The concept of a “unified classification” also reflects the need for its widespread implementation at all levels of medical care (from primary care to health care management), which, in addition to clinical application, will ensure the receipt of statistical data in a single format with maximum reliability.
And finally, anticipating comments about the complexity of using the proposed classification in real clinical practice, we consider it necessary to emphasize that this system is being developed primarily for use in computer medical documents, databases and information analytical systems. In this case, it is assumed that the primary user will select a diagnosis from an electronic dictionary in the usual descriptive form, while digital diagnosis codes may be completely hidden from him. The diagnosis will be made at the level of medical institutions, and the information will be summarized and analyzed both in the medical institution itself and at the level of higher health authorities. In fact, from this primary clinical and statistical material, at minimal cost, personalized cancer registries will be formed not only for individual nosologies, but also according to more detailed criteria: stage, presence of metastases, histological form, etc.
CONCLUSION
The introduction and widespread use of a unified clinical and statistical classification of oncological diseases will allow:
- facilitate the collection and improve the analysis of statistical material on urological oncology by increasing the reliability of information and reducing the number of errors due to inconsistency of clinical diagnoses with ICD-10 diagnoses;
- significantly increase the flexibility of information requests and the detail of the responses received;
- create personalized oncological urological cancer registries;
- create conditions for standardization of diagnosis and selection of a specific method of treatment for urological cancer diseases;
- improve the economic and statistical analysis of the provision of medical care to patients with urological cancer in the interests of the healthcare system and health insurance;
- optimize costs for diagnosis and treatment of urological cancer patients.
LITERATURE
- On the use of the international statistical classification of diseases and health-related problems, tenth revision: Instruction dated May 25, 1998 No. 2000/52-98//MZRF.1998.

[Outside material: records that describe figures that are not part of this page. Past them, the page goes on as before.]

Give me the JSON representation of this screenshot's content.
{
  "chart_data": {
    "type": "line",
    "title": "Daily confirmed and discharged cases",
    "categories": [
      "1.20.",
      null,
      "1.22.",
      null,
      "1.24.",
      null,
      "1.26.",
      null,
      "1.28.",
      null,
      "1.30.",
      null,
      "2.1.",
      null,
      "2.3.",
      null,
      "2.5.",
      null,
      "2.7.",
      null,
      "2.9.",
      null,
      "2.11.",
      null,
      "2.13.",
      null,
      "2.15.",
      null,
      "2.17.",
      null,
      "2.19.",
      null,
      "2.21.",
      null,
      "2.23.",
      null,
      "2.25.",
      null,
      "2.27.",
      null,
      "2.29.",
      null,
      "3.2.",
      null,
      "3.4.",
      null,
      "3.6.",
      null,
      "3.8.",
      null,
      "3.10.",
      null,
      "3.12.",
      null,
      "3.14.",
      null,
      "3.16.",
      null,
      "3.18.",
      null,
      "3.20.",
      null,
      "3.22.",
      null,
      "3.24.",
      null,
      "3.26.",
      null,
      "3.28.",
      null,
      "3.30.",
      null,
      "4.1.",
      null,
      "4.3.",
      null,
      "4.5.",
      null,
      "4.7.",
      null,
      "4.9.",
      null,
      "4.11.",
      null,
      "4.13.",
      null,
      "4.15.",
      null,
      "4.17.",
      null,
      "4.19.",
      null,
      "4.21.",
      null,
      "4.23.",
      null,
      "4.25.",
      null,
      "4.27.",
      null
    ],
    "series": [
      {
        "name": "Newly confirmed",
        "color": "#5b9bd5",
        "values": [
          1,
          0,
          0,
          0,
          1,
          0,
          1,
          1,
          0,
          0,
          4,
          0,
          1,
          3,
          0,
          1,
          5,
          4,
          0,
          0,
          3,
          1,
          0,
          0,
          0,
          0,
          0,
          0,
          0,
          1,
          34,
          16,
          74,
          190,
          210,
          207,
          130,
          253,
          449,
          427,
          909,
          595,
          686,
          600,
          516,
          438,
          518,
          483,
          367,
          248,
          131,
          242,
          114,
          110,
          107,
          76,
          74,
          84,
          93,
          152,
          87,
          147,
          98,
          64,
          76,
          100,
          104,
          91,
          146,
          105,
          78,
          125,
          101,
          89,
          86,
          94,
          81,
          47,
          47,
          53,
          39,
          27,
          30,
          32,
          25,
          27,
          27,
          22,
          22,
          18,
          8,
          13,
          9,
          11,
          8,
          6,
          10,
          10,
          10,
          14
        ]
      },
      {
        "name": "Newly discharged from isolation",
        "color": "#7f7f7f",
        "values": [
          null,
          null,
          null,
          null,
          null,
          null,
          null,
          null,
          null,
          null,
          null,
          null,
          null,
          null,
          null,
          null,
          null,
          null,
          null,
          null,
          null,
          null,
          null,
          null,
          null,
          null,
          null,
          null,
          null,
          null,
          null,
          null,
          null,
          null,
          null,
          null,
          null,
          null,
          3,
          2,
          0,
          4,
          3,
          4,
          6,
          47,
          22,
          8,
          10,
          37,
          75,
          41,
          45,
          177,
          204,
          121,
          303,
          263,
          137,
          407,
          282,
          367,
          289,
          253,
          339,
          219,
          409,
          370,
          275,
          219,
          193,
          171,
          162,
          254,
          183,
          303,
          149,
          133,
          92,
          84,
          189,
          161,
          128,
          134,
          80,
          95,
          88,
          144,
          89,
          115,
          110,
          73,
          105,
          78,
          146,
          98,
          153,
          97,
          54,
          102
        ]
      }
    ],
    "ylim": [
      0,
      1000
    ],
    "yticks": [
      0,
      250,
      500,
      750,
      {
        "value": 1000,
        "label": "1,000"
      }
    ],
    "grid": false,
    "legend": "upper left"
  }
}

- Sivkov A.V., Kakorina E.P., Keshishev N.G. “Unified clinical and statistical classification of urological diagnoses” // Materials of the XI Congress of Urologists of Russia. M. 2007. pp. 598-599.
- Apolikhin O.I., Dzeranov N.K., Sivkov A.V., Kakorina E.P., Keshishev N.G. “Unified clinical and statistical classification of urolithiasis” // Urology. No. 6. 2008. P.3-6.
- Sagalowsky AI, Kadasky KT, Ewalt DM et al. Factors influencing adrenal metastasis in renal carcinoma // J. Urol. 1994. Vol. 151. P. 1181-1182.
- Clinical oncourology / B.V. Bukharkin, M.I. Davydov, O.B. Koryakin et al. Reply. ed. B.P. Matveev. M. Medicine. 2003. pp. 49-50.